La traversée des catastrophes est un très beau livre, mais aussi un livre difficile. Il convient d’en prévenir le lecteur qui s’engage sur ce chemin de pensée parfois familier et souvent déroutant. Si le livre de Pierre Zaoui nous est familier, c’est qu’il cherche à retenir la philosophie au plus près de notre expérience commune de la vie. En revanche, si cet ouvrage se montre déroutant, c’est que l’auteur s’emploie à délivrer le lecteur des formules convenues qui recouvrent cette expérience et en dissimulent la vérité.
Il s’agit d’une entreprise originale qui s’inscrit dans la « lignée souterraine et prestigieuse » à laquelle appartiennent Nietzsche et Deleuze ; lignée de philosophes, souvent hétérodoxes, qui s’est donné pour tâche de penser la Vie. Or qu’est-ce que penser cette vie qui nous est donnée en partage, si ce n’est tenter, « pour le meilleur et pour le pire », comme l’indique le sous-titre de l’ouvrage, d’envisager la part sombre de notre expérience ? En elle-même, toute vie est confrontation et renvoie à une altérité radicale qui nous heurte, souvent nous meurtrit et toujours nous achève.
Voilà pourquoi Zaoui, figure montante d’une nouvelle génération d’intellectuels français, cherche à dire autrement les parts « impudiques, brûlantes et vulgaires » de l’existence. Dans ces pages, la philosophie descend de ses hauteurs abstraites pour plonger dans le grouillement imprévisible et incessant des vivants aux prises avec la maladie, l’agonie et le deuil. Là, en somme, où s’accumulent ces petites et ces grandes catastrophes que chacun est destiné à traverser.
On retiendra deux moments forts de cette réflexion sur les dimensions catastrophiques de nos vies. L’auteur soutient, par exemple, que la mort de soi ne constitue pas un problème pour la philosophie, puisque aucun d’entre nous n’expérimente sa propre mort. En revanche, on reconnaîtra que la mort se donne à nous dans l’expérience si fondamentale de la mort d’autrui et, plus justement encore, de la mort de l’aimé et de l’ami. De même, Zaoui rappelle que les catégories de la pensée usuelle se montrent bien insuffisantes, non pas devant la mort comme phénomène universel, mais bien devant le cadavre toujours si singulier. Et il ajoute que l’on ne doit pas rester seul devant le corps impensable du cadavre et qu’il appartient à la collectivité de voiler son insignifiance par le rituel.
Enfin, si le livre est difficile, c’est sans doute parce que devant l’expérience de la maladie, pendant l’accompagnement du mourant et à la vue du cadavre, nous préférons détourner le regard ; mais aussi parce que, dans sa part analytique, l’auteur a choisi d’adopter une manière de philosopher bien française qui ne privilégie pas toujours l’accessibilité, voire la clarté.
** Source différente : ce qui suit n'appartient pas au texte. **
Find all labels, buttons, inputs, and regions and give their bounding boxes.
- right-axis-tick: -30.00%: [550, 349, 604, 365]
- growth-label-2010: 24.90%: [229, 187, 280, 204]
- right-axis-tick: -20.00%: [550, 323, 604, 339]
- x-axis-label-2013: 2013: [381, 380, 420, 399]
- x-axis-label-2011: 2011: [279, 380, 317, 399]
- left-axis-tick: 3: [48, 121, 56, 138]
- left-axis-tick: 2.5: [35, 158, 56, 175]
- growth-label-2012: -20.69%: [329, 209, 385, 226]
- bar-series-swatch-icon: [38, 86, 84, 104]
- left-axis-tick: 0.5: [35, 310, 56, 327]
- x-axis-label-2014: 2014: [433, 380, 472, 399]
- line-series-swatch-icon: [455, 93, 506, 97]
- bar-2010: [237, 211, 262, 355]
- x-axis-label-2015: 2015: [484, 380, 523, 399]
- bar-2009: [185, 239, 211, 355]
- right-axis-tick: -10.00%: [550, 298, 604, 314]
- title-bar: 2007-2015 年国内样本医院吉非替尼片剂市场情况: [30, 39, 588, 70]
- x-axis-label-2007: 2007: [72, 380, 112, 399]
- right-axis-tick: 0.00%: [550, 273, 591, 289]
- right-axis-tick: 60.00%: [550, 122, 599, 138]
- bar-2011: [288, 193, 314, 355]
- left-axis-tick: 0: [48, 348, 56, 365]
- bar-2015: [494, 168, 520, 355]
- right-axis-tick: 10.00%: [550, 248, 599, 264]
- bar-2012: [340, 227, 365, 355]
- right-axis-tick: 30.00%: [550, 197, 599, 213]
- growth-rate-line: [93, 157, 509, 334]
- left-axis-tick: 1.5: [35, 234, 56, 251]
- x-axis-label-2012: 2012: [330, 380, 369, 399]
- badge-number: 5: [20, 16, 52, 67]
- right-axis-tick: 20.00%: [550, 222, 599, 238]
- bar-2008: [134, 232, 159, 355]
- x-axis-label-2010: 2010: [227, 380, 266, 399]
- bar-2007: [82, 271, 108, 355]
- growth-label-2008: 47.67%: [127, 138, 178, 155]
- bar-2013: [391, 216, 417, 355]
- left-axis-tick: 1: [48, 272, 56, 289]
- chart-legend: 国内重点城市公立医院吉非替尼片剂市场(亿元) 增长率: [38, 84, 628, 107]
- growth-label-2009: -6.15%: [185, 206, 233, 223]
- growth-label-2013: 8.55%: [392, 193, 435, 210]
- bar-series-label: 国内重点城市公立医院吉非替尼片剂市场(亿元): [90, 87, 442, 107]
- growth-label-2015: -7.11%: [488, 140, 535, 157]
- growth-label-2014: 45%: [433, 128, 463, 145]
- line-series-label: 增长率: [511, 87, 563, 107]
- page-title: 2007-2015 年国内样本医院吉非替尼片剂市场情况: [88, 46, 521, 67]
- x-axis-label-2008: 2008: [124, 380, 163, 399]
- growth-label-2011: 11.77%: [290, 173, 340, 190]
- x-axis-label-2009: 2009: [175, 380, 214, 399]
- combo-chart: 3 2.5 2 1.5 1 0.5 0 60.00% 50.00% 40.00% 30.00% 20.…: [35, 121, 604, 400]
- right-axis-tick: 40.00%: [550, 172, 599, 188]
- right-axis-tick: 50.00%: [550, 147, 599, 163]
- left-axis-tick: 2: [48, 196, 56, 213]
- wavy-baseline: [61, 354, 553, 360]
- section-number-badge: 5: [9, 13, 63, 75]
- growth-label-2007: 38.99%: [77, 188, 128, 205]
Certains demeureront ainsi dubitatifs, si ce n’est médusés, devant l’exposé des mérites heuristiques des concepts deleuziens de « ligne de mort » et de « fêlure ». Convenons donc que ce « manuel de survie », pour reprendre les mots de l’auteur, ne pourra être utile qu’au lecteur bien avisé, tant le désir de ne pas trop s’expliquer est ici manifeste.